Le dernier matin, je passais un grand oral. Le jury était composé d’une vingtaine de personnes. J’ai revu un instant le septuor qui m’avait audité lors de l'étape initiatique de ma vie professionnelle. Les visages attentifs, fermés ou semi-ouverts, la bonhommie du président, les questions pièges, les questions cons, les regards qui soutiennent assez vite, ceux appuient enfin, les éternellement absents ou statiques voire les regards méchants. Je me suis donné, comme en amour, la comparaison va peut-être te paraître stupide. Il me manquait des réponses aux questions pièges, j’ai trouvé de quoi rebondir, il n’y avait pas de réponse aux questions cons, je crois avoir réussi à ne pas laisser transparaître ce que j’en pensais, je me surveille sur ce point car je peux être cinglant et renvoyer la bêtise à la face, évidemment ne jamais le faire en jury, à éviter dans la vie quotidienne, je crois en tout cas, enfin je me soigne. Le président m’a donné congé en me signifiant la date du résultat. Il me faudrait attendre deux semaines. Je suis sorti de la fosse aux lions, chaud comme la braise, les gouttes de sueur perlaient sous la chemise IKKS (je l’adore), je devais encore supporter la veste.

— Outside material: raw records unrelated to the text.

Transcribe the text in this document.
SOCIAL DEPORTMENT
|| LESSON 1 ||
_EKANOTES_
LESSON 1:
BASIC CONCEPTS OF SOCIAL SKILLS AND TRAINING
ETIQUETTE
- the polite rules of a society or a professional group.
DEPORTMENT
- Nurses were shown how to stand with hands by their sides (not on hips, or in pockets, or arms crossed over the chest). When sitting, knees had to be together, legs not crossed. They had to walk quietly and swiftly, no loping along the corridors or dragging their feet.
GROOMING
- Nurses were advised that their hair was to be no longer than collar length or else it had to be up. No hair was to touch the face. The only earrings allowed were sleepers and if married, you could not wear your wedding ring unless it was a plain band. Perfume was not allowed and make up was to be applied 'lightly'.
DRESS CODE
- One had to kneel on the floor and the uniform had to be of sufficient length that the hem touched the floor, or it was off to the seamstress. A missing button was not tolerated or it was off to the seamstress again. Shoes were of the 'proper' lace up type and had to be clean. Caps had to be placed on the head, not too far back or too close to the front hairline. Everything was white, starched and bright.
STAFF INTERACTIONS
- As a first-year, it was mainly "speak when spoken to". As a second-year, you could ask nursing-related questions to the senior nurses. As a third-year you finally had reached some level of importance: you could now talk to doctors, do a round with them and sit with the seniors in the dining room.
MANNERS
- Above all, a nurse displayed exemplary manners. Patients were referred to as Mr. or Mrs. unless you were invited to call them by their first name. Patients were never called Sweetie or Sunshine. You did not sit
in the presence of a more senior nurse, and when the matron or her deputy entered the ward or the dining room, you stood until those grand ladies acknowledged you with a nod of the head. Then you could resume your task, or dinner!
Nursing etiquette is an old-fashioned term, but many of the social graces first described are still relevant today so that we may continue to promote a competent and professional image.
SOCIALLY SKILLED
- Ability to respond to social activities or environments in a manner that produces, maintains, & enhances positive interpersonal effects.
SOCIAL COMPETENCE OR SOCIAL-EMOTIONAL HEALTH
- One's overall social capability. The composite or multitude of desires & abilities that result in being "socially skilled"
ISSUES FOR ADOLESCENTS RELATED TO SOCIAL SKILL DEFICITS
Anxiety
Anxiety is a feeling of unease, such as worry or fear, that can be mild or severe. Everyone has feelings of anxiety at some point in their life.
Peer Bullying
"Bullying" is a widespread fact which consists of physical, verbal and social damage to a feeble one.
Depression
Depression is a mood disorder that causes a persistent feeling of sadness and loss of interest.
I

Le conseiller technique m’accompagna dans le salon d’attente, j’ai tenté d’avoir son sentiment, bien sûr il m’a plutôt dit ce qui n’allait pas à son sens. Je suis sorti vidé. Un café, un verre d’eau dans une brasserie qui préparait le déjeuner. Un coup de fil, deux mails pour informer ceux qui m’avaient aidé à préparer l’exercice. Je replongeai dans le métro et j’en sortis à Montparnasse.

J’allais me détendre aux bains d’Odessa. Je n’avais jamais eu l’occasion d’y aller. Ce n’est pas tellement mon quartier parisien et la réputation n’en est pas très tentante. Mais Arthur en avait fait une description pas si désagréable. Et surtout, c’était sur ma route. Pour le délassement, ce fut réussi. J’ai bien aimé le sous-sol avec le bain (parler de piscine serait exagéré), les douches, le hammam et le sauna. Aux étages, je ne retiendrai que la terrasse ensoleillée, on a envie d'y exposer sa peau nue mais le fond de l’air était encore frais, et le balcon intérieur qui donne une belle vision sur le rez-de chaussée et les allées-venues. J’ai parcouru les backrooms du second tant qu’il n’y avait personne – j’y étais à l’ouverture – je n’aime pas, trop sombre mais on le comprend avec le type de fréquentation du lieu. Je savais que la clientèle était plutôt âgée, ce n’est pas ce qui pouvait me gêner le plus – passer un moment avec Robert Redford ou Paul Newman (je sais il est mort, mais c'est pour l’icône), pourquoi pas – mais le genre c’est plutôt Mac Gyver, Alain Juppé, Bruno Masure, Jack Nicholson et Alain Delon – quant à ce dernier je ne parle pas de celui des pubs de parfum qui font encore florès. Ce n’est surtout pas un jugement de valeur, mais j’ai du mal avec ce que j’appelle l’abandon – qui, j’en suis très conscient, n’est pas forcément maitrisable. Si tu voulais analyser cela, il faudrait regarder du côté du père, mais nous n’allons pas faire de la petite psychologie de café de commerce (de flore peut-être ?). Je ne fais que livrer des perceptions. Évidemment, avec ce type de fréquentation tu observes les gens un peu différemment. D’abord à cause de leur propre regard : là je deviens très facilement un objet sexuel. Et puis tu comprends enfin ce qui fait le charme des très gros : leur peau tendue reste d’une douceur juvénile. Il y avait aussi un très beau sexagénaire, ou qui l’était presque. Du genre que tu crois entendre te chuchoter qu’il y a de l’espoir. Il m’a fait penser à Quentin Mallet et certaines de ses tentations vers les personnes plus âgées (pour les lecteurs de son blog, pas celles qui ont pu faire référence au père, si je me souviens assez). J’ai passé un petit moment à juste le caresser et le masser délicatement.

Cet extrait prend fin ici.